Links of Interest to Tax Resisters

Some links that have skipped past my browser in recent days:

  • Shirin Ebadi, Iranian human rights activist and Nobel Peace Prize laureate, said of protesters in Iran: “People should stop paying electricity, water, and gas bills. They should not pay their tax. They should withdraw their money from banks.” The remarks were made in a press interview.
  • KQED commentator Luke Pease has lost interest in being a responsible taxpayer and now is on the lookout for businesses that offer a “discount for cash” and other opportunities to evade taxes levied by a government that has lost his moral support.
  • The new federal tax law restricts how much people can take deductions on their federal tax returns for the state and local taxes they have paid.
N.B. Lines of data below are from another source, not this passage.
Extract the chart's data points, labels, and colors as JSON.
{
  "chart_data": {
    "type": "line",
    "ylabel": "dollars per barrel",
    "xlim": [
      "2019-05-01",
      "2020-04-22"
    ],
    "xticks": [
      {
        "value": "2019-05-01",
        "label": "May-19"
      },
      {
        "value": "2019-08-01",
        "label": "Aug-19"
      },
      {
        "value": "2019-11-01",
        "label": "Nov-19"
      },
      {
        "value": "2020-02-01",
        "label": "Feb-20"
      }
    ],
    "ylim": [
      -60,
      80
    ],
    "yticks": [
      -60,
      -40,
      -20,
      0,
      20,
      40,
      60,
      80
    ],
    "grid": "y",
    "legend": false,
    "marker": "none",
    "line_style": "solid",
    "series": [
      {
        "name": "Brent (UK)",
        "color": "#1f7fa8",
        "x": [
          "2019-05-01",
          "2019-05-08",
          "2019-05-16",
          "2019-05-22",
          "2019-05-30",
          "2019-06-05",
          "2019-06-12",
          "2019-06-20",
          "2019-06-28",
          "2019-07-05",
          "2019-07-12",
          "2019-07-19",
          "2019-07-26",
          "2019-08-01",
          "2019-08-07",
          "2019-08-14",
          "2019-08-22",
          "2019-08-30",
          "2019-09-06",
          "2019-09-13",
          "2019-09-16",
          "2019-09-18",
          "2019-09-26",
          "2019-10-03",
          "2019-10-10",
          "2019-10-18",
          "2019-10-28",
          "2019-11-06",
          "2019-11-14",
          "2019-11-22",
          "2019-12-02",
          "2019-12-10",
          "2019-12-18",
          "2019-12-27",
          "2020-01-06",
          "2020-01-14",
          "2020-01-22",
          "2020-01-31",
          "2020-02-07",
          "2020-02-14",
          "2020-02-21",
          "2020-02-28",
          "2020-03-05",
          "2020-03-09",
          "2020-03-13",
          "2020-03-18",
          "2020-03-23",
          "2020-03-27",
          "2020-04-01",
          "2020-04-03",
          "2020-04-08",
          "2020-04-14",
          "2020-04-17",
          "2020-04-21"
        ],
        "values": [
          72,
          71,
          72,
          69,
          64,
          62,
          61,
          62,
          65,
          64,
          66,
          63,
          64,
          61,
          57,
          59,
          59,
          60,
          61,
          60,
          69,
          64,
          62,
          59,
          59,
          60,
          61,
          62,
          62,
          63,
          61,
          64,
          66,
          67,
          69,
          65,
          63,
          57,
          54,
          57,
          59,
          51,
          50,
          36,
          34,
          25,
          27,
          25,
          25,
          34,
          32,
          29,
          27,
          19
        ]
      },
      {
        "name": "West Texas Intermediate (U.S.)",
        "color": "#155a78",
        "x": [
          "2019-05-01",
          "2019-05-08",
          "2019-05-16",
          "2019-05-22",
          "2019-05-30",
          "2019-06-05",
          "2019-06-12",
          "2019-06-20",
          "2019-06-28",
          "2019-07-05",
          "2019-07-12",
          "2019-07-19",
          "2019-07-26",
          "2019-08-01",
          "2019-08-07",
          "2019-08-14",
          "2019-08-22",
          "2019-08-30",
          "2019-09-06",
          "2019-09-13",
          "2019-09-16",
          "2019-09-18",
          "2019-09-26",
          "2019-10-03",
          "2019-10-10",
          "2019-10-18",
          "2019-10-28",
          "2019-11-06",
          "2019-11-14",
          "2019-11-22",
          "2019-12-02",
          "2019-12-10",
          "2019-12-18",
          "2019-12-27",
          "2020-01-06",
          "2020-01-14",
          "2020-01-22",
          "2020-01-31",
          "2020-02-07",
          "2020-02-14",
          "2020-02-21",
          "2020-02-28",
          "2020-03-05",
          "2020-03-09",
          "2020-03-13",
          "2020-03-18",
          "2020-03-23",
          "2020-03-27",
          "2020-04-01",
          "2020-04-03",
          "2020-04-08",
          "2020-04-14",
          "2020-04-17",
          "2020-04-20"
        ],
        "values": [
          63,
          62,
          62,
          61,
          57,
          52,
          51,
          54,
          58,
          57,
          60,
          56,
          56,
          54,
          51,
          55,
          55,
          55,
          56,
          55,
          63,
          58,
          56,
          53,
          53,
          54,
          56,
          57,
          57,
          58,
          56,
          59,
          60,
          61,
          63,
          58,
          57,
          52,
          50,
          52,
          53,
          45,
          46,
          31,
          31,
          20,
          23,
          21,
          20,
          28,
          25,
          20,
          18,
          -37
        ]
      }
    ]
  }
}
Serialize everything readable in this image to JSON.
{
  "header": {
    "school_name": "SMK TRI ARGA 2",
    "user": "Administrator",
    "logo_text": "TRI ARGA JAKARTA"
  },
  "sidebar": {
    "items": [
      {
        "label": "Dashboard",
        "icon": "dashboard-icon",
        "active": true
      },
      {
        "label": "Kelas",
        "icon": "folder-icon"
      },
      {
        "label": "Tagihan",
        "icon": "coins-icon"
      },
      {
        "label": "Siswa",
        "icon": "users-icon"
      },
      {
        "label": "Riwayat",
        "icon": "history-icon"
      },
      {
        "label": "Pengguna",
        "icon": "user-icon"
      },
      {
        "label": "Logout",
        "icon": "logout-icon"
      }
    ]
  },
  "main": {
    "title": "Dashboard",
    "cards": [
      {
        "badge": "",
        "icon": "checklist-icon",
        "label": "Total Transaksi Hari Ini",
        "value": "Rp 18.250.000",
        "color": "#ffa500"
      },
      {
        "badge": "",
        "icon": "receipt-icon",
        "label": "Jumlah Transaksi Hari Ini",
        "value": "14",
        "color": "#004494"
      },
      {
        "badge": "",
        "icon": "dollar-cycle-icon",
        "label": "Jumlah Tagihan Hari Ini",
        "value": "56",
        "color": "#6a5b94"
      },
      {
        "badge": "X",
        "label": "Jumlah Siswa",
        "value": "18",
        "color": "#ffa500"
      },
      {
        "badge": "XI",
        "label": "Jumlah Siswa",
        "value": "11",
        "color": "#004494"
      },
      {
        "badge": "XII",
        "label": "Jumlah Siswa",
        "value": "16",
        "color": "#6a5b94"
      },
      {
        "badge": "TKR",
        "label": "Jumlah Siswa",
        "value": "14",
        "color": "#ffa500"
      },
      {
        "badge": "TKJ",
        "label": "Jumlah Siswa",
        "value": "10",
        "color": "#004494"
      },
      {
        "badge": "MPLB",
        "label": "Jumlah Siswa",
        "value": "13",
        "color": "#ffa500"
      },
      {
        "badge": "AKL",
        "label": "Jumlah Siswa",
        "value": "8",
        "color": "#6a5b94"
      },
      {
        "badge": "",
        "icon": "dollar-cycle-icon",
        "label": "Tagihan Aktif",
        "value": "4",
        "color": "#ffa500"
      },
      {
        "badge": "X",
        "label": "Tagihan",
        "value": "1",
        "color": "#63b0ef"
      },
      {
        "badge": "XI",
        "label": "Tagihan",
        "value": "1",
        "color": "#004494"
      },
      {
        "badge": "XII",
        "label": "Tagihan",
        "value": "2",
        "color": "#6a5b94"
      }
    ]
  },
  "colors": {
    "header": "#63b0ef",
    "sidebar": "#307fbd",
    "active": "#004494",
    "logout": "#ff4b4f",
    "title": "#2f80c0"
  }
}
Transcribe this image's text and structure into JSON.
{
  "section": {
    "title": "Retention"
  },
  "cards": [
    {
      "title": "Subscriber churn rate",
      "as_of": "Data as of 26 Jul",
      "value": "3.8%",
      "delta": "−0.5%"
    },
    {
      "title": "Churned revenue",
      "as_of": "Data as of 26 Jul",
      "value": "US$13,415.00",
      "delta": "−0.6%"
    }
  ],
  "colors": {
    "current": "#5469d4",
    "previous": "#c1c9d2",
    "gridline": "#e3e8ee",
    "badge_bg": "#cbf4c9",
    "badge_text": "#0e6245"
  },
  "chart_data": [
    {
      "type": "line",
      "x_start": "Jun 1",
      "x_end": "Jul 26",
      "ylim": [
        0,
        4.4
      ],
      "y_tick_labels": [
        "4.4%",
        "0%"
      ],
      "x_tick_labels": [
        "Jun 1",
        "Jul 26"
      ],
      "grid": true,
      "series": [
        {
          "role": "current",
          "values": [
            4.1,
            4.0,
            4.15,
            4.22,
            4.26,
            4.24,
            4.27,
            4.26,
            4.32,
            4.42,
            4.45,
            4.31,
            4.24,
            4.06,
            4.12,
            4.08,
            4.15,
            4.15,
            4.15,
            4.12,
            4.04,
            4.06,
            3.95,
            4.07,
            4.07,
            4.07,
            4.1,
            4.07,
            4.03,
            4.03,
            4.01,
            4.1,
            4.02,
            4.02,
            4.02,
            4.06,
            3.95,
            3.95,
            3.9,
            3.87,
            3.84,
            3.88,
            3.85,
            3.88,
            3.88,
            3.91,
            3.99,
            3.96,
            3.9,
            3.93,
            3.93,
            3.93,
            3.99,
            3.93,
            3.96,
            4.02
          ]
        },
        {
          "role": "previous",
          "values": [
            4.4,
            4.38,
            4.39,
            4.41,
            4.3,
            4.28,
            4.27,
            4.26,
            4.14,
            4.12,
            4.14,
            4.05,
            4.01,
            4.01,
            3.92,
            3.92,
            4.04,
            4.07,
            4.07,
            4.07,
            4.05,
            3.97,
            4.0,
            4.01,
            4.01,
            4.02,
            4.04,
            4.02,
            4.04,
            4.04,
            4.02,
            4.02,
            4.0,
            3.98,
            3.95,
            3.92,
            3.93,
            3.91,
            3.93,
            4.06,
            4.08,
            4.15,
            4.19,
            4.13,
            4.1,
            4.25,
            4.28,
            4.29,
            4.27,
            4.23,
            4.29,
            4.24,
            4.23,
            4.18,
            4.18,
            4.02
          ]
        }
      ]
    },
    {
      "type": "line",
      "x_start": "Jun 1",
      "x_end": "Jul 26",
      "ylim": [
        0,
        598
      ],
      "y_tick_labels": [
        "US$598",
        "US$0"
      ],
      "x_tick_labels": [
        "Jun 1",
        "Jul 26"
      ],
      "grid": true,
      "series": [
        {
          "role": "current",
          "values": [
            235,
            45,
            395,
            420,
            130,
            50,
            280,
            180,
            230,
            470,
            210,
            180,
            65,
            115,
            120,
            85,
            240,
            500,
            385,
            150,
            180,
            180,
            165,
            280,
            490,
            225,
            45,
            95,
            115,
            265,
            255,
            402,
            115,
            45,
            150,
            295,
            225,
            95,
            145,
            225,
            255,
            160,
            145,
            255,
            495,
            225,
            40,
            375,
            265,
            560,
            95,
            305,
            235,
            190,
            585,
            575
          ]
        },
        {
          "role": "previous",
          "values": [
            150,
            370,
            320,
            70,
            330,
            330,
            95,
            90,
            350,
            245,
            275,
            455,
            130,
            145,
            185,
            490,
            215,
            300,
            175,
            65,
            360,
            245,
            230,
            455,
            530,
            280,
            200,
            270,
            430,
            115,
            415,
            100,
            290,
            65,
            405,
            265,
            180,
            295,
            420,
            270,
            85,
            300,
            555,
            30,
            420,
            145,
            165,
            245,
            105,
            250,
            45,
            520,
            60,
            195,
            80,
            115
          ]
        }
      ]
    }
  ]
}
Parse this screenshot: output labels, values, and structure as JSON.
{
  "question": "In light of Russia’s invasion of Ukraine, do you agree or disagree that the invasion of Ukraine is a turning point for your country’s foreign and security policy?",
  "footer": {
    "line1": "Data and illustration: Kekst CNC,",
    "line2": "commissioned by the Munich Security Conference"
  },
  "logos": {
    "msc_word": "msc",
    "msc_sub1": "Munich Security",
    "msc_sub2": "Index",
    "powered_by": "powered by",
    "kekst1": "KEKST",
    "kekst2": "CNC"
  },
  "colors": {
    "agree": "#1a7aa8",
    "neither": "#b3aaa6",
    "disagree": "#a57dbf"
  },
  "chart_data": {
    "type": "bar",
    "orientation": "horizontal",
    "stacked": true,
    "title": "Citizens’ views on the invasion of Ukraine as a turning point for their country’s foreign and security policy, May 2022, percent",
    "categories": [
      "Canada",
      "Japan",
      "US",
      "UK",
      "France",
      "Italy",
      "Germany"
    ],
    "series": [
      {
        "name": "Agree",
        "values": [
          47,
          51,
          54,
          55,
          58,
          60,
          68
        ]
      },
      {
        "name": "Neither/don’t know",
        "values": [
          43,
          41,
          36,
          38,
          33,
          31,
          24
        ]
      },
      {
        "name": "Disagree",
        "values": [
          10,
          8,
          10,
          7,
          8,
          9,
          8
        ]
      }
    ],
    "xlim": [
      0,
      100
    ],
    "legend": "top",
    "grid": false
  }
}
Some states and localities are toying with ways to allow taxpayers to recharacterize their taxes as charitable donations to get around the restrictions. On the other hand, the Tax Foundation is skeptical that such games will pass muster.
  • Demonstrators in Urabá, Colombia, following in the footsteps of the Rebecca Rioters and the Bonnets Rouges, put two new highway tollbooths to the torch .
  • The vast majority of people whose bank accounts were abruptly seized by the IRS for “structuring currency transactions” (defined as deliberately depositing amounts under $10,000 in order not to have the transactions reported to the government) had earned that money legitimately, contrary to the government’s representations that such transactions were evidence of criminal activity, according to a new report from the Treasury Inspector General for Tax Administration. The law permits the IRS to seize money in such cases without having to go to the trouble of proving a crime, forcing the suddenly-impoverished owners to go to court to prove their innocence if they want to see their money again. The widespread abuse of this practice has led the agency to back off somewhat from the use of this tool.